Telah terpapar dalam senarai awal dimana sebelum masuknya  pandangan-pandangan agama semitik (Abrahamic Religion), Kristen dan Islam, masyarakat di sini digambarkan sebagai golongan orang-orang alifuru yang hidup dalam kepercayaan animisme yang melakukan praktek-prakten syamanisme. Setiap ladang, pohon-pohon yang rimbun berbuah lebat, laut yang berlimpah ikan, semuanya mengisahkan cerita magi masyarakatnya. Kemiskinan, kemelaratan, bencana dan malapetakan adalah tuaian dari benih dosa, kelalaian dan kealpaan. Dosa dan kealpaan itu harus disucikan lewat upacara  ritual magi.
Kepercayaan masyarakat yang telah berlangsung dalam kurun ribuan tahun sebelum persentuhan dengan kekristenan itu bahkan hingga kini relatif tetap dilangsungkan baik di Minahasa dan di Sangihe Talaud.
Para missionery Zendling Inggeris Codrington menyebut kepercayaan masyarakat itu sebagai budaya magi dari kepercayaan “Mana” (bahasa Melanesia untuk menyatakan suatu tenaga sakti penuh rahasia). Masyarakat purba (primitip) dan hingga kini masih meyakini   adanya tenaga mekanis yang sakti dan rahasia yang berada dalam seluruh alam, sesuatu yang bisa mengerjakan atau menimbulkan kebahagiaan maupun pemusnahan. Oleh karena keyakinan ini, segala aspek pikiran dan tindakan didasarkan pada penyatuan kehendak manusia dengan tenaga sakti dalam alam ini.
Lebih jauh membahas tradisi dan kepercayaan masyarakat yang mendiami kawasan ini tak lepas dari  asal usul mereka. Seperti juga orang-orang Sangihe Talaud,  orang Minahasa berasal dari utara. Bertalian erat dengan Mongolia, Tiongkok, dan Jepang. Hal itu didasarkan pada analisis antropologis seperti ciri-ciri fisik, gaya arsitektur, senjata tradisional, pakaian, sistim religi, serta bahasa.

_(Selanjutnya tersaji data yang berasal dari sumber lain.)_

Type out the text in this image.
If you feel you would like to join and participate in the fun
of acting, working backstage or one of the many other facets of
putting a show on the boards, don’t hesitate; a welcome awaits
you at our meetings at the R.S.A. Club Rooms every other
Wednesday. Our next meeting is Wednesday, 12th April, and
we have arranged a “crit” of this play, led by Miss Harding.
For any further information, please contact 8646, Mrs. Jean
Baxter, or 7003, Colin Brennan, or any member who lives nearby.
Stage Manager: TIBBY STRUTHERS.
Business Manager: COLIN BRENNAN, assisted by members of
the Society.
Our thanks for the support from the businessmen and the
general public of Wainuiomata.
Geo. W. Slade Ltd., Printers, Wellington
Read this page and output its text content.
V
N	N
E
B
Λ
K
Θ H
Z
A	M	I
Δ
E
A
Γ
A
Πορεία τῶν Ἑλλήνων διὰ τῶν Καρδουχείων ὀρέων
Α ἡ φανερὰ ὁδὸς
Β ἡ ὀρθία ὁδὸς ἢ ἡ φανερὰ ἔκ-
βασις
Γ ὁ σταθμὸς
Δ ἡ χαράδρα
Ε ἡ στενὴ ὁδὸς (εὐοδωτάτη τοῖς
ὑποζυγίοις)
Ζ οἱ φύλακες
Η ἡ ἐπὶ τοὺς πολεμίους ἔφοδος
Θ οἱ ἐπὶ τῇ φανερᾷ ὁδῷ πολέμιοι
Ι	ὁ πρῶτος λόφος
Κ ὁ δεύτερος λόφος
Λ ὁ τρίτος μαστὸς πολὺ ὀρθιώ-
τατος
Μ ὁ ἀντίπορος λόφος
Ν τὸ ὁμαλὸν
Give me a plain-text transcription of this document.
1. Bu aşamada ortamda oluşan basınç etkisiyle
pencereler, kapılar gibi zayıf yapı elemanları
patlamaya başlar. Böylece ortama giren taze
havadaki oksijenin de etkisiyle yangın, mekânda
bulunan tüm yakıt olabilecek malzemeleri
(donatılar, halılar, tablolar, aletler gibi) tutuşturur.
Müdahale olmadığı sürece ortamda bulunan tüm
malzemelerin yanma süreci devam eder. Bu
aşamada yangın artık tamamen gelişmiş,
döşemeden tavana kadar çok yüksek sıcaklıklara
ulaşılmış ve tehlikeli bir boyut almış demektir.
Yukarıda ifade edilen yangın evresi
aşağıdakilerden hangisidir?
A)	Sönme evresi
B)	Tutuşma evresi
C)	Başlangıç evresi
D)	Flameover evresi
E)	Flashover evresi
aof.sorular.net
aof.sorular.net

A.L.C. Beekman,  ahli ilmu bumi ini berpendapat bahwa secara antropologis warna kulit orang Minahasa lebih terang dari bangsa Melayu lainnya, bermata hitam dan coklat serta berambut hitam lurus. Di sudut dalam matanya terdapat apa yang disebutnya Mongolschopil atau lipit Mongol yang menjadikan mereka kelihatan seperti orang Jepang.
            F.S. Watuseke, seorang peneliti sekaligus budayawan Minahasa berpendapat bahwa selain dilihat dari ciri-ciri fisik, jika menelisik gaya arsitek bangunan yaitu rumah panggung bertangga, senjata tradisional [tombak, parang, dan perisai], pakaian dari kulit kayu, serta penghormatan terhadap arwah para leluhur, maka semua ini memiliki kesamaan dengan suku-suku Indo-Mongoloid di Tiongkok Selatan, teristimewa di propinsi Yunan dan Tibet Timur, yang juga merupakan nenek moyang suku-suku Thai, Vietnam, dan Filipina.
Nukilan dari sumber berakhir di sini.